思わず五七五を心の中で読み上げてしまう程、私は詰んでいた。

 

ほのおタイプはみずタイプに弱い。

リザード単体でカスミに挑むのは詰んでいるのである。

ちなみに、私の現在の手持ちはリザード一匹。

……トキワの森でピカチュウでも捕まえておけばよかった!!

 

隣ではリザードが申し訳なさそうにうなだれている。

 

いや、君が責任を感じる必要はないリザード。

へっぽこなのは私の方さ。

カスミ対策を完全に忘れていた私が悪いんだ……!!

ああ、くそ。

何故忘れていた。
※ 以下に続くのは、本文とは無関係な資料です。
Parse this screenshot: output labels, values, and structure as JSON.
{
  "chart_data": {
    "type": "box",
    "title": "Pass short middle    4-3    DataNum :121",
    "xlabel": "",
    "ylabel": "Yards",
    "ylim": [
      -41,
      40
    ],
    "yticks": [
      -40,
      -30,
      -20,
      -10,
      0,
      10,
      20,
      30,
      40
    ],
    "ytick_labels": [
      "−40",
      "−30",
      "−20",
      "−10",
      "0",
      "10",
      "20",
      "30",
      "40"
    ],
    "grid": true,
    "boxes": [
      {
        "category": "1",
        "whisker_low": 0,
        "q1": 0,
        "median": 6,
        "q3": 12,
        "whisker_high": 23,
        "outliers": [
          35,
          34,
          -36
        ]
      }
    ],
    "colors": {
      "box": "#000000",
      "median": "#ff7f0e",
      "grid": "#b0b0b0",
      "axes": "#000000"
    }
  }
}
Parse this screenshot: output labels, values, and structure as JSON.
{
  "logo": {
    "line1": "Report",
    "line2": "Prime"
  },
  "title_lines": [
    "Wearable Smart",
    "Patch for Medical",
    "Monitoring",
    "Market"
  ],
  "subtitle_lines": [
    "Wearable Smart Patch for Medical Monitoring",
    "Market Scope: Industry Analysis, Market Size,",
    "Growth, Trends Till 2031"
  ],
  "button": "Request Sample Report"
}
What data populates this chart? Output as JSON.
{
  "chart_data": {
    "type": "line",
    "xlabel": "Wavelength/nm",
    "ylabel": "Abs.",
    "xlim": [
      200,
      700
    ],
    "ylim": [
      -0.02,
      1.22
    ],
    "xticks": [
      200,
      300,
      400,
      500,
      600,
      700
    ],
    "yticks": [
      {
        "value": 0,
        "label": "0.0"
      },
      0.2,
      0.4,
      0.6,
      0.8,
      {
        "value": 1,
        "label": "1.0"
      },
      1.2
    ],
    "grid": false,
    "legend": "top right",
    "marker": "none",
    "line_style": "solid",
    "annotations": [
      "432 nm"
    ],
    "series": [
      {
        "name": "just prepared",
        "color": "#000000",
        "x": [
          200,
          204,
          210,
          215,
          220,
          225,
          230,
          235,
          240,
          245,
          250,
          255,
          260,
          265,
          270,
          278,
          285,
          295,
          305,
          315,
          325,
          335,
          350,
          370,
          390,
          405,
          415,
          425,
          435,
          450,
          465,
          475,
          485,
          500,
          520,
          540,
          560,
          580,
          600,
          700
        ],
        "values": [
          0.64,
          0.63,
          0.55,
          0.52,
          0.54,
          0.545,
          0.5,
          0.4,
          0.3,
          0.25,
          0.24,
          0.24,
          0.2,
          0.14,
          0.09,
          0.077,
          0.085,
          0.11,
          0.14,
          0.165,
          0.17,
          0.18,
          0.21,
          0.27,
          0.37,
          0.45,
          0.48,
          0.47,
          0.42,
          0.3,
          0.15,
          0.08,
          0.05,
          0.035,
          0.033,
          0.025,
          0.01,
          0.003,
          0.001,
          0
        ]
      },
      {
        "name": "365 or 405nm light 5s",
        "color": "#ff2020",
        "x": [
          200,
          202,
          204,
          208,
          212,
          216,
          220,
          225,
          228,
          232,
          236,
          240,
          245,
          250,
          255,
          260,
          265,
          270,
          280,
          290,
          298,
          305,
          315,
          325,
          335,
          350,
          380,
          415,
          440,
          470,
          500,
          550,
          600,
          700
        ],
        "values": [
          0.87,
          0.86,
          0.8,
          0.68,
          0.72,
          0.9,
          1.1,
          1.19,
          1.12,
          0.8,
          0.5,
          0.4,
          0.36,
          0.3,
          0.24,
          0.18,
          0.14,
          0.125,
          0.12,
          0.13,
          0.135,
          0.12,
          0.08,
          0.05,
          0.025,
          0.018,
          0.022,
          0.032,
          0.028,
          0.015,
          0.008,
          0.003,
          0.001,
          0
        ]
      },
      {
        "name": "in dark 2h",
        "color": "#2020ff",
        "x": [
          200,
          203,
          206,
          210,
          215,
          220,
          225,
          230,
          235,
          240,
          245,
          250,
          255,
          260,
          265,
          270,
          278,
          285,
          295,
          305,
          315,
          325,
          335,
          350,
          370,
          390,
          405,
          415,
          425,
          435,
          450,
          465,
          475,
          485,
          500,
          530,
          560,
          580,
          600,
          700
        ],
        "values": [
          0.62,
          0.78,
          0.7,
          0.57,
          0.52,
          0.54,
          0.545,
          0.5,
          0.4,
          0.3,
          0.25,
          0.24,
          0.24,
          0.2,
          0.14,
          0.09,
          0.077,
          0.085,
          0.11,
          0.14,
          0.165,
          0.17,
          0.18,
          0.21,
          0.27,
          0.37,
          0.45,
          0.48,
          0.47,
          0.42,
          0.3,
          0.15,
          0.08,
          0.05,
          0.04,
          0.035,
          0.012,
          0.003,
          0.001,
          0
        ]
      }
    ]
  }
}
私の頭はコイキング以下か。

 

しかし、カスミのスターミーは強敵だと聞く。

即戦力になるようなポケモンなんてそう簡単に手に入れられるのか……?

 

「……あの、大丈夫ですか?」

 

心配そうな顔でジョーイさんが私に声をかけてくれた。

サービスです、とお茶まで出してくれて……ああ、白衣の天使っていいよね。

何処いっても同じ顔がいるような気がするけど。

 

「ああ、それは気にしなくていいですよ」

 

にっこりとジョーイさんが笑う。

うん、その笑顔が無性に恐ろしい。

これはあまり深く気にしない方がいいな。

 

熱い湯気の立ったお茶を飲むとささくれていた心が幾らか落ち着く。

ふうと息をつくとジョーイさんは落ち着きましたか?と優しい微笑みを浮かべた。

 

自然と私は、現在抱えている問題をぽつりぽつりと語り始めた。

 

「なるほど……カスミさん戦にむけて新戦力が欲しい、ですか」

 

ふむふむとジョーイさんは頷きながらお茶請けまで出してくれた。

 

「それなら、24番道路でナゾノクサやマダツボミを捕まえればいいと思いますよ」

 

なるほど、ナゾノクサとマダツボミはくさタイプ。

みずタイプには効果抜群だ。

 

うん、早速捕まえに行くとしようか。

善は急げだ、熱々のお茶を一気に飲み干し、私は早速24番道路へと――

 

「あ、待ってください。一つ頼んでいいですか?」

 

お届け物?

 

「はい、24番道路を奥に進むといりえのみさきという所に着くんです。そこの民家に住むマサキさんにこれを渡してくれませんか?」

 

ジョーイさんは手に持っていた封筒を私に半ば押し付けるように渡してきた。

……もしや、最初から私にマサキへのお届け物を頼む予定だったのだろうか?

 

「マサキさんは有名なポケモンマニアなのです。もしかしたら、珍しいポケモンが見れるかもしれませんよ」

 

有無を言わせないジョーイさんの笑みに私はただ頷く事しかできなかった。

 

 

 

 

 

* * * *

 

 

 

 

ゴールデンボールブリッジなる巨大な橋を渡り、私は24番道路の草むらに居た。

ジョーイさんのお使いは別に後でいいだろう。

ポッポばかりが出てきて、お目当てのナゾノクサやマダツボミには出会えていない。

 

ポッポの大量発生なんて聞いていないぞ……!!

他のポケモン何処いったんだ。

まさか食べられたりとかしていないよね?

 

 

「……リザ」

 

リザードも連続で襲沿いかかってくるポッポの大群に少し疲れたようだ。

休憩がてらに昼食でも取ることにしようか。

 

草むらから少し離れた木陰にブルーシートを敷き、お弁当を取り出す。

カリカリのベーコンとみずみずしいトマトが挟まれたBLTサンドとふわふわ感が堪らない卵サンドだ。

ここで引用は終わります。